A Roma una manifestazione contro la repressione e l’obbligo di indossare il velo

Circa cento persone hanno manifestato oggi davanti alla sede dell’ambasciata iraniana

Un hijab dato alle fiamme durante la manifestazione davanti all'ambasciata dell'Iran a Roma.

Circa cento persone hanno manifestato oggi davanti alla sede dell’ambasciata dell’Iran a Roma, in via Nomentana, per unirsi alle proteste in corso nella Repubblica islamica dal 17 settembre innescate dalla morte di Mahsa Amini, la 22enne curda deceduta lo scorso 16 settembre a seguito del suo arresto a Teheran da parte della polizia religiosa per non aver indossato in modo corretto l’hijab, il velo islamico obbligatorio per le donne iraniane, costate la vita ad almeno 36 persone. Da Roma i manifestanti hanno intonato gli slogan “Raisi è un assassino” e “A morte Khamenei”, riferendosi rispettivamente al presidente iraniano Ebrahim Raisi e alla guida suprema, l’ayatollah Ali Khamenei. Durante la protesta, una manifestante ha bruciato simbolicamente un hijab “in segno di solidarietà di tutte quelle donne che stanno manifestando”.


“Non devono più esistere Paesi dittatoriali”, ha affermato la manifestante che ha vissuto le repressioni nel 2009, durante il mandato di Mahmud Ahmadinejad, e nel 2019. “Queste di questi giorni sono molto diverse, stanno violando ogni diritto umano della popolazione”, ha aggiunto.
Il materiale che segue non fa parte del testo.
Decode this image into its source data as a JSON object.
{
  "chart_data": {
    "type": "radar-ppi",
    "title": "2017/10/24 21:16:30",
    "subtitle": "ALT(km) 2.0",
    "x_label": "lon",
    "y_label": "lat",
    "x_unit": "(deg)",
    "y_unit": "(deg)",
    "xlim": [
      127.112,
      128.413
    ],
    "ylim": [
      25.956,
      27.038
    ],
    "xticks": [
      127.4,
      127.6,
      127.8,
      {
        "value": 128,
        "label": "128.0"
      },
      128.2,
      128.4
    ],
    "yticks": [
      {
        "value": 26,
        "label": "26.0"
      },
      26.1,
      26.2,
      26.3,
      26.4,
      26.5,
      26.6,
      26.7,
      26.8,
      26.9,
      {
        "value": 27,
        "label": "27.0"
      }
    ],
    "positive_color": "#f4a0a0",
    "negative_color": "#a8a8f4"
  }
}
Tra gli altri slogan anche “Donna-vita-libertà”. Un’altra manifestante ha affermato che le autorità di Teheran hanno “bloccato internet per non far capire a voi cosa succede nel Paese. Non possiamo parlare con la nostra famiglia. Il regime sta uccidendo le persone perché non vogliamo il velo obbligatorio”.
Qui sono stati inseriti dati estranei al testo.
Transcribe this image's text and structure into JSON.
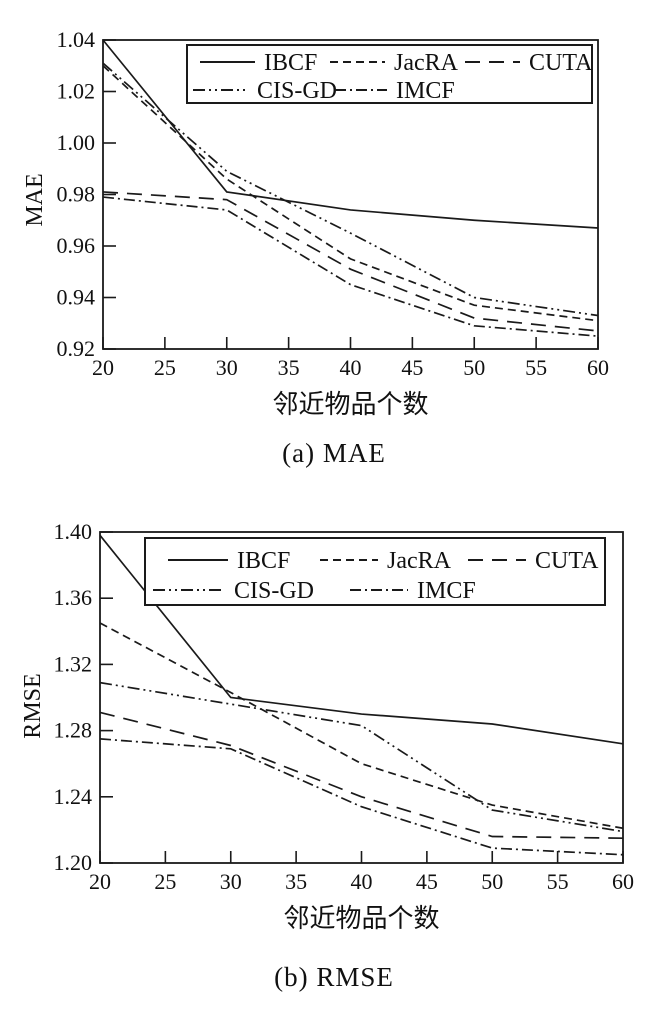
{
  "colors": {
    "line": "#1a1a1a",
    "text": "#111111",
    "background": "#ffffff"
  },
  "chart_data": [
    {
      "type": "line",
      "caption": "(a) MAE",
      "xlabel": "邻近物品个数",
      "ylabel": "MAE",
      "x": [
        20,
        30,
        40,
        50,
        60
      ],
      "x_ticks": [
        20,
        25,
        30,
        35,
        40,
        45,
        50,
        55,
        60
      ],
      "y_ticks": [
        0.92,
        0.94,
        0.96,
        0.98,
        1.0,
        1.02,
        1.04
      ],
      "xlim": [
        20,
        60
      ],
      "ylim": [
        0.92,
        1.04
      ],
      "grid": false,
      "legend_position": "top-inside",
      "legend_rows": [
        [
          "IBCF",
          "JacRA",
          "CUTA"
        ],
        [
          "CIS-GD",
          "IMCF"
        ]
      ],
      "series": [
        {
          "name": "IBCF",
          "line_style": "solid",
          "values": [
            1.04,
            0.981,
            0.974,
            0.97,
            0.967
          ]
        },
        {
          "name": "JacRA",
          "line_style": "dashed",
          "values": [
            1.03,
            0.986,
            0.955,
            0.937,
            0.931
          ]
        },
        {
          "name": "CUTA",
          "line_style": "long-dash",
          "values": [
            0.981,
            0.978,
            0.951,
            0.932,
            0.927
          ]
        },
        {
          "name": "CIS-GD",
          "line_style": "dash-dot-dot",
          "values": [
            1.031,
            0.989,
            0.965,
            0.94,
            0.933
          ]
        },
        {
          "name": "IMCF",
          "line_style": "dash-dot",
          "values": [
            0.979,
            0.974,
            0.945,
            0.929,
            0.925
          ]
        }
      ]
    },
    {
      "type": "line",
      "caption": "(b) RMSE",
      "xlabel": "邻近物品个数",
      "ylabel": "RMSE",
      "x": [
        20,
        30,
        40,
        50,
        60
      ],
      "x_ticks": [
        20,
        25,
        30,
        35,
        40,
        45,
        50,
        55,
        60
      ],
      "y_ticks": [
        1.2,
        1.24,
        1.28,
        1.32,
        1.36,
        1.4
      ],
      "xlim": [
        20,
        60
      ],
      "ylim": [
        1.2,
        1.4
      ],
      "grid": false,
      "legend_position": "top-inside",
      "legend_rows": [
        [
          "IBCF",
          "JacRA",
          "CUTA"
        ],
        [
          "CIS-GD",
          "IMCF"
        ]
      ],
      "series": [
        {
          "name": "IBCF",
          "line_style": "solid",
          "values": [
            1.398,
            1.3,
            1.29,
            1.284,
            1.272
          ]
        },
        {
          "name": "JacRA",
          "line_style": "dashed",
          "values": [
            1.345,
            1.303,
            1.26,
            1.235,
            1.221
          ]
        },
        {
          "name": "CUTA",
          "line_style": "long-dash",
          "values": [
            1.291,
            1.271,
            1.24,
            1.216,
            1.215
          ]
        },
        {
          "name": "CIS-GD",
          "line_style": "dash-dot-dot",
          "values": [
            1.309,
            1.296,
            1.283,
            1.232,
            1.219
          ]
        },
        {
          "name": "IMCF",
          "line_style": "dash-dot",
          "values": [
            1.275,
            1.269,
            1.234,
            1.209,
            1.205
          ]
        }
      ]
    }
  ]
}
Da parte sua, un altro manifestante, nato in Iran durante la rivoluzione in una famiglia laica, fuggita in Italia subito dopo la rivoluzione, ha affermato: “Sentiamo il dolore di questa violenza che si abbatte sull’Iran da oltre 40 anni che è la dittatura islamica. I ragazzi stanno prendendo coraggio. E’ iniziata una nuova ondata di ribellione che si sta diffondendo in tutto l’Iran, anche se in modo graduale. E’ un bene che stia succedendo, era da tempo che la gente non scendeva in strada, per cercare di mettere alle strette questo regime che purtroppo può fare qualsiasi cosa. I poliziotti irrompono nelle case, uccidono i ragazzi o li fanno sparire”. Un’altra manifestante tiene in mano un cartello con scritto “Repubblica islamica dell’Iran” con l’aggettivo “islamica” tagliata, a voler richiamare la necessità di uno Stato laico.